İlk Derece Mahkemesince, hükümde belirtilen gerekçelerle davanın reddine dair verilen karara karşı davacı vekili tarafından istinaf yoluna başvurulması üzerine, Ankara Bölge Adliye Mahkemesi 10. Hukuk Dairesince istinaf başvurusunun kabulü ile davanın kısmen kabulüne dair karar verilmiştir.

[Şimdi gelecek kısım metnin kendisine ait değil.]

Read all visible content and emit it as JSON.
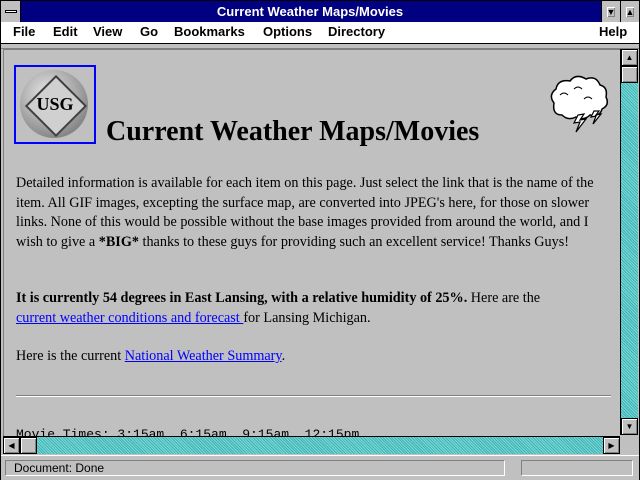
{
  "window": {
    "title": "Current Weather Maps/Movies"
  },
  "menu": {
    "file": "File",
    "edit": "Edit",
    "view": "View",
    "go": "Go",
    "bookmarks": "Bookmarks",
    "options": "Options",
    "directory": "Directory",
    "help": "Help"
  },
  "page": {
    "logo_text": "USG",
    "heading": "Current Weather Maps/Movies",
    "intro": "Detailed information is available for each item on this page. Just select the link that is the name of the item. All GIF images, excepting the surface map, are converted into JPEG's here, for those on slower links. None of this would be possible without the base images provided from around the world, and I wish to give a ",
    "intro_bold": "*BIG*",
    "intro_end": " thanks to these guys for providing such an excellent service! Thanks Guys!",
    "current_bold": "It is currently 54 degrees in East Lansing, with a relative humidity of 25%.",
    "current_text": " Here are the ",
    "conditions_link": "current weather conditions and forecast ",
    "conditions_end": "for Lansing Michigan.",
    "summary_text": "Here is the current ",
    "summary_link": "National Weather Summary",
    "summary_end": ".",
    "movie_times": "Movie Times: 3:15am  6:15am  9:15am  12:15pm"
  },
  "status": {
    "text": "Document: Done"
  },
  "colors": {
    "titlebar": "#000080",
    "link": "#0000ff",
    "scrollbar": "#3cb4b4",
    "background": "#c0c0c0"
  }
}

Ankara Bölge Adliye Mahkemesi 10. Hukuk Dairesince verilen kararın, tarafların vekilleri tarafından temyiz edilmesi üzerine, temyiz isteğinin süresinde olduğu anlaşıldıktan ve Tetkik Hâkimi ... tarafından düzenlenen raporla dosyadaki kağıtlar okunduktan sonra işin gereği düşünüldü ve aşağıdaki karar tespit edildi.
I-İSTEM
Davacı, 01.09.1997 ile 06.03.2015 tarihleri arasında tarım bağkur sigortalısı olduğunun tespiti ile kısmi yaşlılık aylığı bağlanması gerektiğinin tespitini istemiştir.
II-CEVAP
Davalı ... vekili cevap dilekçesinde,Akşehir mahkemelerinin yetkili olduğunu, davanın süresi içerisinde açılmadığını, davalı bir kamu kurumu olduğundan, kanun ve yönetmeliklere göre işlem yaptığını, Kurumca yapılan işlemlerde usul ve yasaya aykırı bir husus olmadığını belirterek, davanın reddine karar verilmesini istemiştir.
III-MAHKEME KARARI
A-İLK DERECE MAHKEME KARARI
İlk derece mahkemesi, davacının 01/09/1997 – 06/03/2015 tarihleri arasında 2926 sayılı Yasaya göre sigortalı olarak kayıt ve tescilini yaptırmadığı gibi Kurumca da resen kayıt ve tescil edilmediği, herhangi bir prim ödemesine de rastlanılmadığı, davacının 01/08/1997 tarihli müstahsil makbuzundaki tevkifatın Kurum kayıtlarına intikal etmediğinden bahisle davacının 01/09/1997 tarihinden itibaren zorunlu sigortalı olarak kayıt ve tescilinin mümkün bulunmadığı ve bu yöndeki kurum işleminin usul ve yasalara uygun olduğu ve davacıya 06/03/2015 tarihli yaşlılık aylığı tahsis talebine göre yaşlılık aylığı bağlanmasının yasal olarak mümkün bulunmadığı gerekçesi ile davanın reddine karar verilmiştir.
İSTİNAF SEBEPLERİ:
Davacı vekili tarafından, yapılan kesintinin Kurum kayıtlarına intikal ettirilmesindeki sorumluluğun, kesene ait olduğu gerekçesi ve resen tespit edilecek gerekçelerle, yerel mahkeme kararının kaldırılmasına ve davanın kabulüne karar verilmesi istemiyle istinaf başvurusunda bulunulmuştur.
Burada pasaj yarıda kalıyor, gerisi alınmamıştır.